Iterative Learning of Computable Phenotypes for Treatment Resistant Hypertension using Large Language Models
Guilherme Seidyo Imai Aldeia, Daniel S. Herman, William G. La Cava

TL;DR
This paper explores how large language models can generate and iteratively improve interpretable computable phenotypes for hypertension, achieving competitive accuracy with less data than traditional machine learning methods.
Contribution
It introduces a novel iterative learning strategy for LLMs to generate and refine computable phenotypes, enhancing interpretability and reducing data requirements.
Findings
LLMs can generate accurate computable phenotypes for hypertension.
Iterative learning improves phenotype quality and accuracy.

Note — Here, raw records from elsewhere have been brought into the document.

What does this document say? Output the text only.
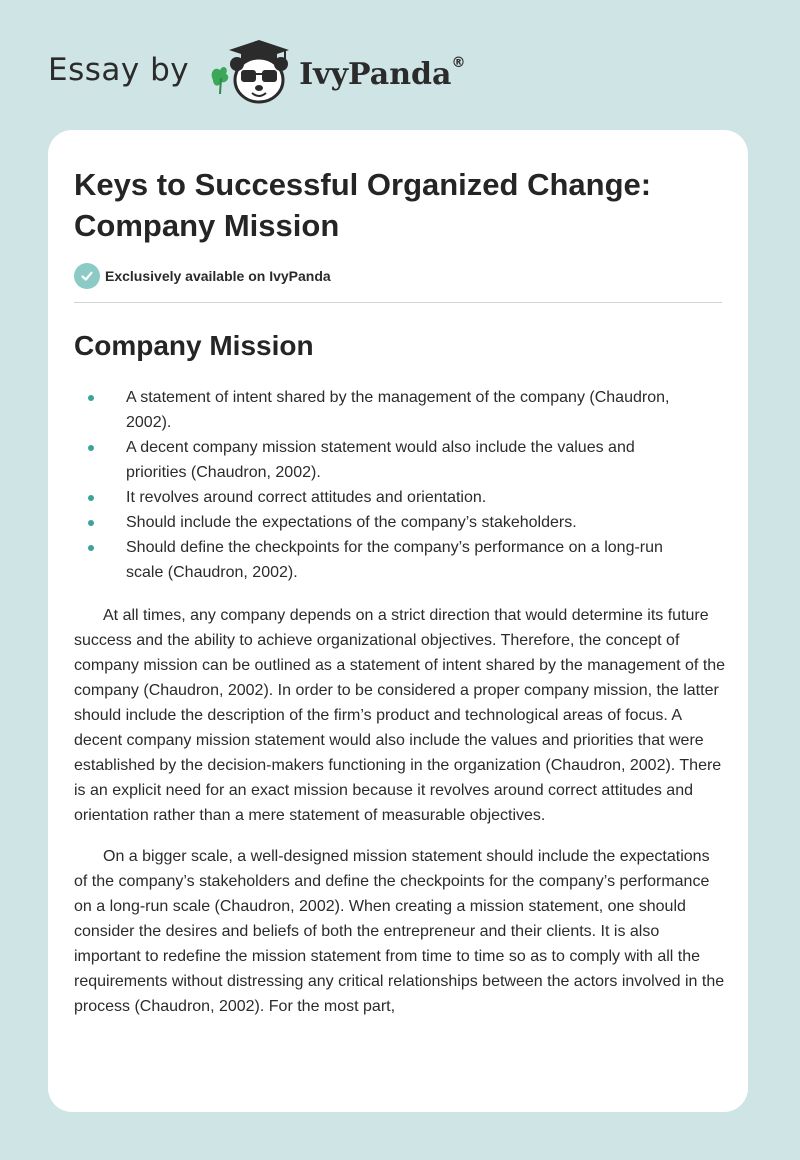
Essay by	IvyPanda®
Keys to Successful Organized Change: Company Mission
Exclusively available on IvyPanda
Company Mission
A statement of intent shared by the management of the company (Chaudron, 2002).
A decent company mission statement would also include the values and priorities (Chaudron, 2002).
It revolves around correct attitudes and orientation.
Should include the expectations of the company’s stakeholders.
Should define the checkpoints for the company’s performance on a long-run scale (Chaudron, 2002).

At all times, any company depends on a strict direction that would determine its future success and the ability to achieve organizational objectives. Therefore, the concept of company mission can be outlined as a statement of intent shared by the management of the company (Chaudron, 2002). In order to be considered a proper company mission, the latter should include the description of the firm’s product and technological areas of focus. A decent company mission statement would also include the values and priorities that were established by the decision-makers functioning in the organization (Chaudron, 2002). There is an explicit need for an exact mission because it revolves around correct attitudes and orientation rather than a mere statement of measurable objectives.

On a bigger scale, a well-designed mission statement should include the expectations of the company’s stakeholders and define the checkpoints for the company’s performance on a long-run scale (Chaudron, 2002). When creating a mission statement, one should consider the desires and beliefs of both the entrepreneur and their clients. It is also important to redefine the mission statement from time to time so as to comply with all the requirements without distressing any critical relationships between the actors involved in the process (Chaudron, 2002). For the most part,
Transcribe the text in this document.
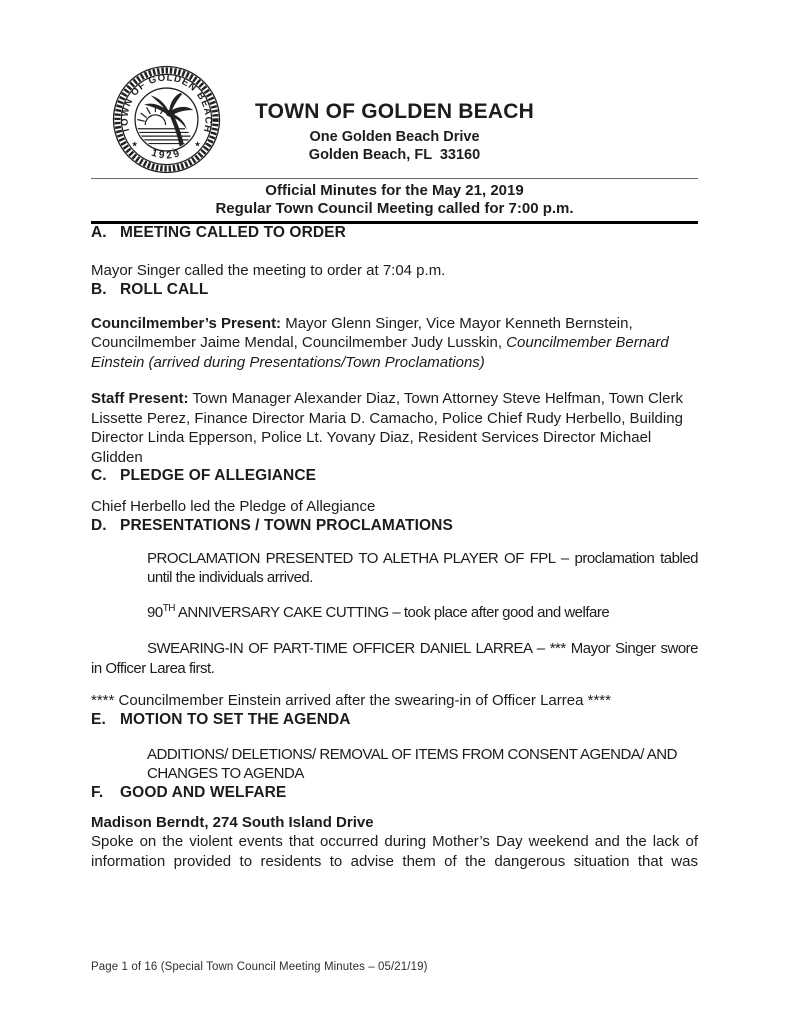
TOWN OF GOLDEN BEACH
1929
★	★
TOWN OF GOLDEN BEACH
One Golden Beach Drive
Golden Beach, FL  33160
Official Minutes for the May 21, 2019
Regular Town Council Meeting called for 7:00 p.m.
A. MEETING CALLED TO ORDER

Mayor Singer called the meeting to order at 7:04 p.m.

B. ROLL CALL

Councilmember’s Present: Mayor Glenn Singer, Vice Mayor Kenneth Bernstein, Councilmember Jaime Mendal, Councilmember Judy Lusskin, Councilmember Bernard Einstein (arrived during Presentations/Town Proclamations)

Staff Present: Town Manager Alexander Diaz, Town Attorney Steve Helfman, Town Clerk Lissette Perez, Finance Director Maria D. Camacho, Police Chief Rudy Herbello, Building Director Linda Epperson, Police Lt. Yovany Diaz, Resident Services Director Michael Glidden

C. PLEDGE OF ALLEGIANCE

Chief Herbello led the Pledge of Allegiance

D. PRESENTATIONS / TOWN PROCLAMATIONS

PROCLAMATION PRESENTED TO ALETHA PLAYER OF FPL – proclamation tabled until the individuals arrived.

90TH ANNIVERSARY CAKE CUTTING – took place after good and welfare

SWEARING-IN OF PART-TIME OFFICER DANIEL LARREA – *** Mayor Singer swore in Officer Larea first.

**** Councilmember Einstein arrived after the swearing-in of Officer Larrea ****

E. MOTION TO SET THE AGENDA

ADDITIONS/ DELETIONS/ REMOVAL OF ITEMS FROM CONSENT AGENDA/ AND CHANGES TO AGENDA

F. GOOD AND WELFARE

Madison Berndt, 274 South Island Drive

Spoke on the violent events that occurred during Mother’s Day weekend and the lack of information provided to residents to advise them of the dangerous situation that was

Page 1 of 16 (Special Town Council Meeting Minutes – 05/21/19)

Approaches approach state-of-the-art ML performance with fewer examples.
Abstract
Large language models (LLMs) have demonstrated remarkable capabilities for medical question answering and programming, but their potential for generating interpretable computable phenotypes (CPs) is under-explored. In this work, we investigate whether LLMs can generate accurate and concise CPs for six clinical phenotypes of varying complexity, which could be leveraged to enable scalable clinical decision support to improve care for patients with hypertension. In addition to evaluating zero-short performance, we propose and test a synthesize, execute, debug, instruct strategy that uses LLMs to generate and iteratively refine CPs using data-driven feedback. Our results show that LLMs, coupled with iterative learning, can generate interpretable and reasonably accurate programs that approach the performance of state-of-the-art ML methods while requiring significantly fewer training examples.